Development of Advance Care Planning Research Priorities: A Call to Action

For which topic were research priorities identified?

advance care planning

In which location was the research priority setting conducted?


Why was it conducted at all?

Most terminally ill elderly patients value quality of life. They do not want to prolong their lives by resorting to medical technologies, and they do not wish to be a burden to their families. They want to place their trust in their physicians, have ready access to their physicians, be given honest information about their condition, and be offered help with making difficult decisions about care. However, there are challenges to be faced in delivering high-quality end-of-life (EOL) care to such patients. Advance care planning (ACP) may be a solution to such challenges. It is a process in which people determine and consider their options related to future healthcare decisions and perhaps assign a substitute decision maker who will act on their behalf if they find themselves incapacitated due to injury or illness. Accordingly, effective implementation of ACP strategies is considered a high priority in the effort to improve EOL care. However, important questions about the best way to implement ACP, the barriers to ACP implementation, and the impact on patient and economic outcomes still need to be addressed.

What was the objective?

to develop a national, prioritized research agenda for advance care planning

What was the outcome?

a ranking list of 9 research topics

How long did the research prioritization take?

No information provided.

Which methods were used to identify research priorities?

focus group; survey

How were the priorities for research identified exactly?

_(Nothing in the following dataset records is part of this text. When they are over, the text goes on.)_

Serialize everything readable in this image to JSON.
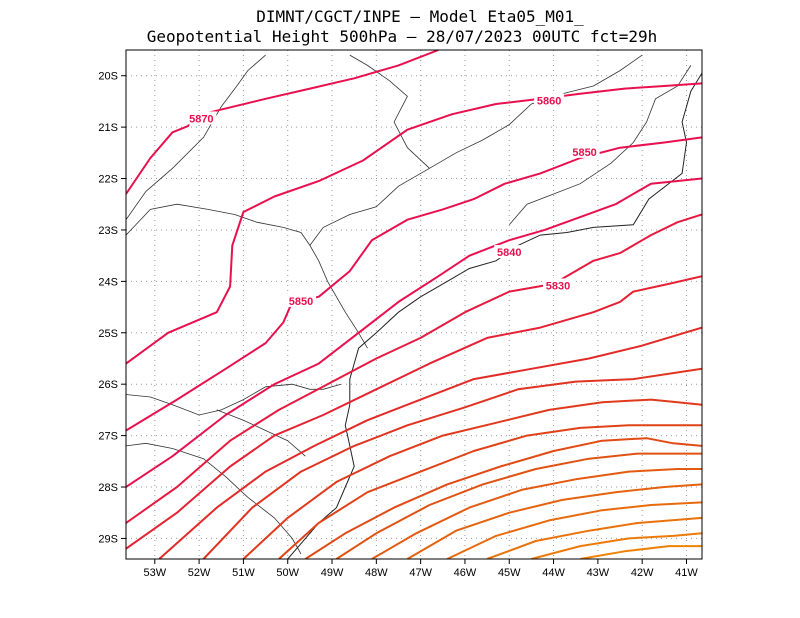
{
  "title": {
    "line1": "DIMNT/CGCT/INPE —  Model Eta05_M01_",
    "line2": "Geopotential Height 500hPa —  28/07/2023 00UTC fct=29h"
  },
  "map": {
    "lon_range": [
      -53.65,
      -40.65
    ],
    "lat_range": [
      -29.4,
      -19.5
    ],
    "lon_ticks": [
      {
        "value": -53,
        "label": "53W"
      },
      {
        "value": -52,
        "label": "52W"
      },
      {
        "value": -51,
        "label": "51W"
      },
      {
        "value": -50,
        "label": "50W"
      },
      {
        "value": -49,
        "label": "49W"
      },
      {
        "value": -48,
        "label": "48W"
      },
      {
        "value": -47,
        "label": "47W"
      },
      {
        "value": -46,
        "label": "46W"
      },
      {
        "value": -45,
        "label": "45W"
      },
      {
        "value": -44,
        "label": "44W"
      },
      {
        "value": -43,
        "label": "43W"
      },
      {
        "value": -42,
        "label": "42W"
      },
      {
        "value": -41,
        "label": "41W"
      }
    ],
    "lat_ticks": [
      {
        "value": -20,
        "label": "20S"
      },
      {
        "value": -21,
        "label": "21S"
      },
      {
        "value": -22,
        "label": "22S"
      },
      {
        "value": -23,
        "label": "23S"
      },
      {
        "value": -24,
        "label": "24S"
      },
      {
        "value": -25,
        "label": "25S"
      },
      {
        "value": -26,
        "label": "26S"
      },
      {
        "value": -27,
        "label": "27S"
      },
      {
        "value": -28,
        "label": "28S"
      },
      {
        "value": -29,
        "label": "29S"
      }
    ],
    "grid": true
  },
  "contour_labels": [
    {
      "text": "5870",
      "lon": -51.95,
      "lat": -20.85,
      "color": "#e8104e"
    },
    {
      "text": "5860",
      "lon": -44.1,
      "lat": -20.5,
      "color": "#e8104e"
    },
    {
      "text": "5850",
      "lon": -43.3,
      "lat": -21.5,
      "color": "#e8104e"
    },
    {
      "text": "5840",
      "lon": -45.0,
      "lat": -23.45,
      "color": "#e8104e"
    },
    {
      "text": "5830",
      "lon": -43.9,
      "lat": -24.1,
      "color": "#e8104e"
    },
    {
      "text": "5850",
      "lon": -49.7,
      "lat": -24.4,
      "color": "#e8104e"
    }
  ],
  "contours": [
    {
      "color": "#e8104e",
      "points": [
        [
          -53.65,
          -22.3
        ],
        [
          -53.1,
          -21.6
        ],
        [
          -52.6,
          -21.1
        ],
        [
          -52.25,
          -20.98
        ],
        [
          -52.15,
          -20.78
        ],
        [
          -51.7,
          -20.7
        ],
        [
          -50.5,
          -20.45
        ],
        [
          -49.5,
          -20.25
        ],
        [
          -48.5,
          -20.05
        ],
        [
          -47.5,
          -19.8
        ],
        [
          -46.6,
          -19.5
        ]
      ]
    },
    {
      "color": "#e8104e",
      "points": [
        [
          -53.65,
          -25.6
        ],
        [
          -52.7,
          -25.0
        ],
        [
          -51.6,
          -24.6
        ],
        [
          -51.3,
          -24.1
        ],
        [
          -51.25,
          -23.3
        ],
        [
          -51.0,
          -22.65
        ],
        [
          -50.3,
          -22.35
        ],
        [
          -49.3,
          -22.05
        ],
        [
          -48.3,
          -21.65
        ],
        [
          -47.3,
          -21.05
        ],
        [
          -46.3,
          -20.75
        ],
        [
          -45.3,
          -20.55
        ],
        [
          -44.3,
          -20.45
        ],
        [
          -43.4,
          -20.35
        ],
        [
          -42.4,
          -20.25
        ],
        [
          -41.5,
          -20.2
        ],
        [
          -40.65,
          -20.15
        ]
      ]
    },
    {
      "color": "#e8104e",
      "points": [
        [
          -53.65,
          -26.9
        ],
        [
          -52.5,
          -26.3
        ],
        [
          -51.4,
          -25.7
        ],
        [
          -50.5,
          -25.2
        ],
        [
          -50.1,
          -24.8
        ],
        [
          -49.9,
          -24.4
        ],
        [
          -49.3,
          -24.3
        ],
        [
          -48.6,
          -23.8
        ],
        [
          -48.1,
          -23.2
        ],
        [
          -47.3,
          -22.8
        ],
        [
          -46.5,
          -22.6
        ],
        [
          -45.8,
          -22.4
        ],
        [
          -45.1,
          -22.1
        ],
        [
          -44.3,
          -21.9
        ],
        [
          -43.4,
          -21.6
        ],
        [
          -42.5,
          -21.4
        ],
        [
          -41.5,
          -21.3
        ],
        [
          -40.65,
          -21.2
        ]
      ]
    },
    {
      "color": "#e8104e",
      "points": [
        [
          -53.65,
          -28.0
        ],
        [
          -52.6,
          -27.4
        ],
        [
          -51.4,
          -26.6
        ],
        [
          -50.3,
          -26.0
        ],
        [
          -49.3,
          -25.6
        ],
        [
          -48.4,
          -25.0
        ],
        [
          -47.5,
          -24.4
        ],
        [
          -46.6,
          -23.9
        ],
        [
          -45.9,
          -23.5
        ],
        [
          -45.0,
          -23.2
        ],
        [
          -44.2,
          -23.0
        ],
        [
          -43.4,
          -22.75
        ],
        [
          -42.6,
          -22.5
        ],
        [
          -41.8,
          -22.1
        ],
        [
          -40.65,
          -22.0
        ]
      ]
    },
    {
      "color": "#e61a40",
      "points": [
        [
          -53.65,
          -28.7
        ],
        [
          -52.5,
          -28.0
        ],
        [
          -51.3,
          -27.1
        ],
        [
          -50.2,
          -26.5
        ],
        [
          -49.1,
          -26.0
        ],
        [
          -48.0,
          -25.5
        ],
        [
          -47.0,
          -25.1
        ],
        [
          -46.0,
          -24.6
        ],
        [
          -45.0,
          -24.2
        ],
        [
          -44.0,
          -24.05
        ],
        [
          -43.1,
          -23.6
        ],
        [
          -42.5,
          -23.45
        ],
        [
          -41.8,
          -23.1
        ],
        [
          -41.2,
          -22.85
        ],
        [
          -40.65,
          -22.7
        ]
      ]
    },
    {
      "color": "#e42233",
      "points": [
        [
          -53.65,
          -29.2
        ],
        [
          -52.5,
          -28.5
        ],
        [
          -51.3,
          -27.6
        ],
        [
          -50.3,
          -27.0
        ],
        [
          -49.2,
          -26.6
        ],
        [
          -48.0,
          -26.1
        ],
        [
          -46.8,
          -25.6
        ],
        [
          -45.5,
          -25.1
        ],
        [
          -44.3,
          -24.9
        ],
        [
          -43.1,
          -24.6
        ],
        [
          -42.5,
          -24.4
        ],
        [
          -42.2,
          -24.2
        ],
        [
          -41.4,
          -24.05
        ],
        [
          -40.65,
          -23.9
        ]
      ]
    },
    {
      "color": "#e22a28",
      "points": [
        [
          -52.9,
          -29.4
        ],
        [
          -51.6,
          -28.4
        ],
        [
          -50.5,
          -27.7
        ],
        [
          -49.4,
          -27.2
        ],
        [
          -48.2,
          -26.7
        ],
        [
          -47.0,
          -26.3
        ],
        [
          -45.8,
          -25.9
        ],
        [
          -44.5,
          -25.7
        ],
        [
          -43.2,
          -25.5
        ],
        [
          -42.0,
          -25.25
        ],
        [
          -40.65,
          -24.9
        ]
      ]
    },
    {
      "color": "#e03320",
      "points": [
        [
          -51.9,
          -29.4
        ],
        [
          -50.8,
          -28.4
        ],
        [
          -49.7,
          -27.7
        ],
        [
          -48.5,
          -27.2
        ],
        [
          -47.3,
          -26.8
        ],
        [
          -46.0,
          -26.45
        ],
        [
          -44.8,
          -26.1
        ],
        [
          -43.5,
          -25.95
        ],
        [
          -42.2,
          -25.9
        ],
        [
          -40.65,
          -25.7
        ]
      ]
    },
    {
      "color": "#e03a1c",
      "points": [
        [
          -51.0,
          -29.4
        ],
        [
          -50.0,
          -28.6
        ],
        [
          -48.9,
          -27.9
        ],
        [
          -47.7,
          -27.4
        ],
        [
          -46.5,
          -27.0
        ],
        [
          -45.3,
          -26.75
        ],
        [
          -44.1,
          -26.5
        ],
        [
          -42.9,
          -26.35
        ],
        [
          -41.8,
          -26.3
        ],
        [
          -41.2,
          -26.35
        ],
        [
          -40.65,
          -26.4
        ]
      ]
    },
    {
      "color": "#e04218",
      "points": [
        [
          -50.2,
          -29.4
        ],
        [
          -49.3,
          -28.7
        ],
        [
          -48.2,
          -28.1
        ],
        [
          -47.0,
          -27.7
        ],
        [
          -45.8,
          -27.3
        ],
        [
          -44.6,
          -27.0
        ],
        [
          -43.4,
          -26.85
        ],
        [
          -42.3,
          -26.8
        ],
        [
          -41.4,
          -26.8
        ],
        [
          -40.65,
          -26.8
        ]
      ]
    },
    {
      "color": "#e04a14",
      "points": [
        [
          -49.6,
          -29.4
        ],
        [
          -48.7,
          -28.9
        ],
        [
          -47.6,
          -28.4
        ],
        [
          -46.4,
          -27.95
        ],
        [
          -45.2,
          -27.6
        ],
        [
          -44.0,
          -27.3
        ],
        [
          -42.9,
          -27.1
        ],
        [
          -41.9,
          -27.05
        ],
        [
          -41.3,
          -27.15
        ],
        [
          -40.65,
          -27.2
        ]
      ]
    },
    {
      "color": "#e05212",
      "points": [
        [
          -48.9,
          -29.4
        ],
        [
          -48.0,
          -28.9
        ],
        [
          -46.8,
          -28.35
        ],
        [
          -45.6,
          -27.95
        ],
        [
          -44.4,
          -27.65
        ],
        [
          -43.2,
          -27.45
        ],
        [
          -42.1,
          -27.35
        ],
        [
          -41.1,
          -27.35
        ],
        [
          -40.65,
          -27.35
        ]
      ]
    },
    {
      "color": "#e35a10",
      "points": [
        [
          -48.1,
          -29.4
        ],
        [
          -47.1,
          -28.9
        ],
        [
          -45.9,
          -28.4
        ],
        [
          -44.7,
          -28.05
        ],
        [
          -43.5,
          -27.85
        ],
        [
          -42.3,
          -27.7
        ],
        [
          -41.2,
          -27.65
        ],
        [
          -40.65,
          -27.65
        ]
      ]
    },
    {
      "color": "#e5620e",
      "points": [
        [
          -47.3,
          -29.4
        ],
        [
          -46.2,
          -28.85
        ],
        [
          -45.0,
          -28.5
        ],
        [
          -43.8,
          -28.25
        ],
        [
          -42.6,
          -28.1
        ],
        [
          -41.5,
          -28.0
        ],
        [
          -40.65,
          -27.95
        ]
      ]
    },
    {
      "color": "#e86a0c",
      "points": [
        [
          -46.4,
          -29.4
        ],
        [
          -45.3,
          -28.95
        ],
        [
          -44.1,
          -28.65
        ],
        [
          -42.9,
          -28.45
        ],
        [
          -41.8,
          -28.35
        ],
        [
          -40.65,
          -28.3
        ]
      ]
    },
    {
      "color": "#ea720a",
      "points": [
        [
          -45.5,
          -29.4
        ],
        [
          -44.4,
          -29.05
        ],
        [
          -43.2,
          -28.85
        ],
        [
          -42.1,
          -28.7
        ],
        [
          -40.65,
          -28.6
        ]
      ]
    },
    {
      "color": "#ec7a08",
      "points": [
        [
          -44.5,
          -29.4
        ],
        [
          -43.4,
          -29.15
        ],
        [
          -42.3,
          -29.0
        ],
        [
          -41.3,
          -28.95
        ],
        [
          -40.65,
          -28.9
        ]
      ]
    },
    {
      "color": "#ee8206",
      "points": [
        [
          -43.4,
          -29.4
        ],
        [
          -42.4,
          -29.25
        ],
        [
          -41.4,
          -29.15
        ],
        [
          -40.65,
          -29.15
        ]
      ]
    }
  ],
  "borders": [
    [
      [
        -53.65,
        -22.8
      ],
      [
        -53.2,
        -22.25
      ],
      [
        -52.6,
        -21.8
      ],
      [
        -51.9,
        -21.2
      ],
      [
        -51.5,
        -20.6
      ],
      [
        -51.15,
        -20.2
      ],
      [
        -50.9,
        -19.9
      ],
      [
        -50.5,
        -19.6
      ]
    ],
    [
      [
        -53.65,
        -23.1
      ],
      [
        -53.1,
        -22.6
      ],
      [
        -52.5,
        -22.5
      ],
      [
        -51.8,
        -22.6
      ],
      [
        -51.2,
        -22.7
      ],
      [
        -50.7,
        -22.85
      ],
      [
        -50.1,
        -22.95
      ],
      [
        -49.7,
        -23.05
      ],
      [
        -49.5,
        -23.3
      ],
      [
        -49.3,
        -23.6
      ],
      [
        -49.1,
        -24.0
      ],
      [
        -48.7,
        -24.6
      ],
      [
        -48.4,
        -25.0
      ],
      [
        -48.2,
        -25.3
      ]
    ],
    [
      [
        -49.5,
        -23.3
      ],
      [
        -49.2,
        -22.95
      ],
      [
        -48.6,
        -22.7
      ],
      [
        -48.0,
        -22.55
      ],
      [
        -47.5,
        -22.15
      ],
      [
        -46.8,
        -21.8
      ],
      [
        -46.2,
        -21.5
      ],
      [
        -45.6,
        -21.25
      ],
      [
        -45.0,
        -20.95
      ],
      [
        -44.5,
        -20.55
      ],
      [
        -43.8,
        -20.35
      ],
      [
        -43.1,
        -20.2
      ],
      [
        -42.5,
        -19.9
      ],
      [
        -42.0,
        -19.6
      ]
    ],
    [
      [
        -46.8,
        -21.8
      ],
      [
        -47.3,
        -21.4
      ],
      [
        -47.6,
        -20.9
      ],
      [
        -47.3,
        -20.4
      ],
      [
        -47.7,
        -20.1
      ],
      [
        -48.2,
        -19.8
      ],
      [
        -48.6,
        -19.6
      ]
    ],
    [
      [
        -45.0,
        -22.9
      ],
      [
        -44.6,
        -22.5
      ],
      [
        -44.0,
        -22.3
      ],
      [
        -43.4,
        -22.1
      ],
      [
        -42.7,
        -21.7
      ],
      [
        -42.2,
        -21.3
      ],
      [
        -41.9,
        -20.9
      ],
      [
        -41.7,
        -20.45
      ],
      [
        -41.2,
        -20.2
      ],
      [
        -40.9,
        -19.8
      ]
    ],
    [
      [
        -53.65,
        -26.2
      ],
      [
        -53.1,
        -26.25
      ],
      [
        -52.6,
        -26.4
      ],
      [
        -52.0,
        -26.6
      ],
      [
        -51.5,
        -26.5
      ],
      [
        -51.0,
        -26.3
      ],
      [
        -50.5,
        -26.05
      ],
      [
        -49.9,
        -26.0
      ],
      [
        -49.5,
        -26.1
      ],
      [
        -49.2,
        -26.1
      ],
      [
        -48.8,
        -26.0
      ]
    ],
    [
      [
        -53.65,
        -27.2
      ],
      [
        -53.2,
        -27.15
      ],
      [
        -52.6,
        -27.25
      ],
      [
        -51.9,
        -27.45
      ],
      [
        -51.4,
        -27.8
      ],
      [
        -50.9,
        -28.2
      ],
      [
        -50.3,
        -28.6
      ],
      [
        -49.9,
        -29.0
      ],
      [
        -49.7,
        -29.3
      ]
    ],
    [
      [
        -51.6,
        -26.5
      ],
      [
        -51.0,
        -26.7
      ],
      [
        -50.5,
        -26.9
      ],
      [
        -50.0,
        -27.1
      ],
      [
        -49.6,
        -27.4
      ]
    ]
  ],
  "coastline": [
    [
      [
        -40.65,
        -19.95
      ],
      [
        -40.9,
        -20.3
      ],
      [
        -41.1,
        -20.9
      ],
      [
        -41.0,
        -21.3
      ],
      [
        -41.1,
        -21.9
      ],
      [
        -41.85,
        -22.4
      ],
      [
        -42.2,
        -22.9
      ],
      [
        -43.1,
        -22.95
      ],
      [
        -43.7,
        -23.05
      ],
      [
        -44.3,
        -23.1
      ],
      [
        -44.8,
        -23.3
      ],
      [
        -45.3,
        -23.6
      ],
      [
        -45.9,
        -23.75
      ],
      [
        -46.4,
        -24.0
      ],
      [
        -47.0,
        -24.3
      ],
      [
        -47.5,
        -24.6
      ],
      [
        -48.0,
        -25.0
      ],
      [
        -48.4,
        -25.3
      ],
      [
        -48.5,
        -25.6
      ],
      [
        -48.6,
        -25.9
      ],
      [
        -48.6,
        -26.4
      ],
      [
        -48.7,
        -26.8
      ],
      [
        -48.6,
        -27.2
      ],
      [
        -48.5,
        -27.6
      ],
      [
        -48.7,
        -28.0
      ],
      [
        -48.9,
        -28.4
      ],
      [
        -49.3,
        -28.7
      ],
      [
        -49.8,
        -29.2
      ],
      [
        -50.0,
        -29.4
      ]
    ]
  ]
}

Step 1: focus groups: brainstorming research questions in small groups, questions then presented to larger group, questions refined, and finalized, final list of 17 research topics formulated. Step 2: determining criteria for prioritization, interviews with stakeholders to confirm criteria, further interviews and focus groups to refine prioritization criteria, 9 criteria determined. Step 3: assignment of importance weights: survey asked participants to rate importance of each of the criteria. Step 4: rating research topics: survey: participants were asked to rate each of the ACP research topics against each of the prioritization criteria. Step 5: result analysis: combining importance weights of criteria with topic ratings

Which stakeholders took part?

Key decision makers (clinician leaders, administrators, policy analysts, and government consultants), practitioners, researchers. Focus group: 20 participants. Survey: 62 participants: 20% researchers, just under 40% decision makers, less than 1/3 clinicians: physicians (67%), nurses (20%), spiritual care (13%).

How were stakeholders recruited?

Participants were recruited via ACP meetings. E-mails were sent out inviting 100 individuals to participate. Of these 100, 62 replied and agreed to participate.

Were stakeholders actively involved or did they just participate?

Stakeholders were mere participants of the research prioritization process; they were not actively involved in the process.